Verifica que tem sangue na mão, apalpa o joelho, chupa o sangue da mão e deita-se no sofá a arfar, dói-lhe ao respirar. E adormece.
Às cinco e meia acorda, verifica a mão, vai lavá-la e a ferida mal cicatrizada começa a jorrar outra vez, é um pequeno arranhão, acaba a sujar de sangue o bolso da camisa onde guarda os cigarros. Fuma um cigarro coo se nada de anormal se tivesse passado mas no entanto pensa: «Se tivesse recebido ontem à noite como era para receber, teria sido roubado.»
Quando o patrão chega às seis e meia, Clemente conta tudo. Ele alarmado pergunta se ele já desinfectou a ferida e mostra-lhe o kit de primeiros-socorros, diz que a partir de hoje a porta de vidro vai estar sempre fechada para que Clemente possa controlar melhor quem chega, diz:
-- Ainda bem que você não teve medo...
-- Ó sr. A, eu tinha de ir atrás dele senão ele deitava a carteira num bueiro ou no lixo e depois eu iria ter de tirar novos documentos, era uma carga de trabalhos, fiz o que tinha a fazer. De qualquer modo, ele era vinte anos mais novo que eu, logo mais forte, se ele me quisesse bater ele tinha batido mas ele só queria dormir. Como eu lhe disse que desde a última vez em que foi necessário chamar a polícia para o tirar do quarto porque ele não tinha pago e se preparava para mais uma noite sem pagar: «desde essa noite que tenho ordens para não o deixar entrar», foi o que eu lhe disse, ele reagiu mal, quis-me roubar.

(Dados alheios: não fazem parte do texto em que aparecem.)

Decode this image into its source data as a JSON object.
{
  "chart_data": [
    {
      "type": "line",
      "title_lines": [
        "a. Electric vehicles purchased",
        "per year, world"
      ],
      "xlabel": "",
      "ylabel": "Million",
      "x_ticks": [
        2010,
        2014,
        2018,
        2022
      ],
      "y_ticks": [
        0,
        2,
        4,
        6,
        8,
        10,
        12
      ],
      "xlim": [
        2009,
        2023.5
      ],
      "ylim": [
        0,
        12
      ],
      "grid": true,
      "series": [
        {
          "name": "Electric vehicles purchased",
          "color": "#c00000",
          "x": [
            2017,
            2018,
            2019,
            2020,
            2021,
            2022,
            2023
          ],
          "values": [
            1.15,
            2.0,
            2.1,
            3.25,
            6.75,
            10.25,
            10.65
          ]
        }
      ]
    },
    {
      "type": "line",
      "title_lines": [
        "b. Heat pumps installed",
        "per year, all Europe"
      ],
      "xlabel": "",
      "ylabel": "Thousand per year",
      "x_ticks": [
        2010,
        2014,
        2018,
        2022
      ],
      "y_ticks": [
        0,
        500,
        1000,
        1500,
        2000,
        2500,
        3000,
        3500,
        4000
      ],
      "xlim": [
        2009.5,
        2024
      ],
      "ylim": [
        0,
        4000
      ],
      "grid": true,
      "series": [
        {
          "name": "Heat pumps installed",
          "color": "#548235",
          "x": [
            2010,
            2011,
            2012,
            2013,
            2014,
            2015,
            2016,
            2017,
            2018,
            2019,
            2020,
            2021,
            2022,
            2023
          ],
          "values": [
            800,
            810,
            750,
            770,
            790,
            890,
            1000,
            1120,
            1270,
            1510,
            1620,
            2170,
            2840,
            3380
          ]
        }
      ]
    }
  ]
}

-- A droga... sabe, a droga faz destas coisas.
Eu não respondi mas não tinha nada a ver com droga ou álcool. Hélder estava perfeitamente sóbrio, foi mais aquele sentimento que eu próprio já tinha escrito como um desabafo: «às vezes, a gente rouba quem não aceita a nossa moeda.»
O patrão acaba por dizer antes de se ir embora: -- Olhe aqui esta bengala, é feita de fios de cobre torcidos.
Clemente olha e vê e mal pensa em usar aquilo para se defender.
Sete da manhã. Daí a meia-hora termina o turno e passa as contas à dona Mari.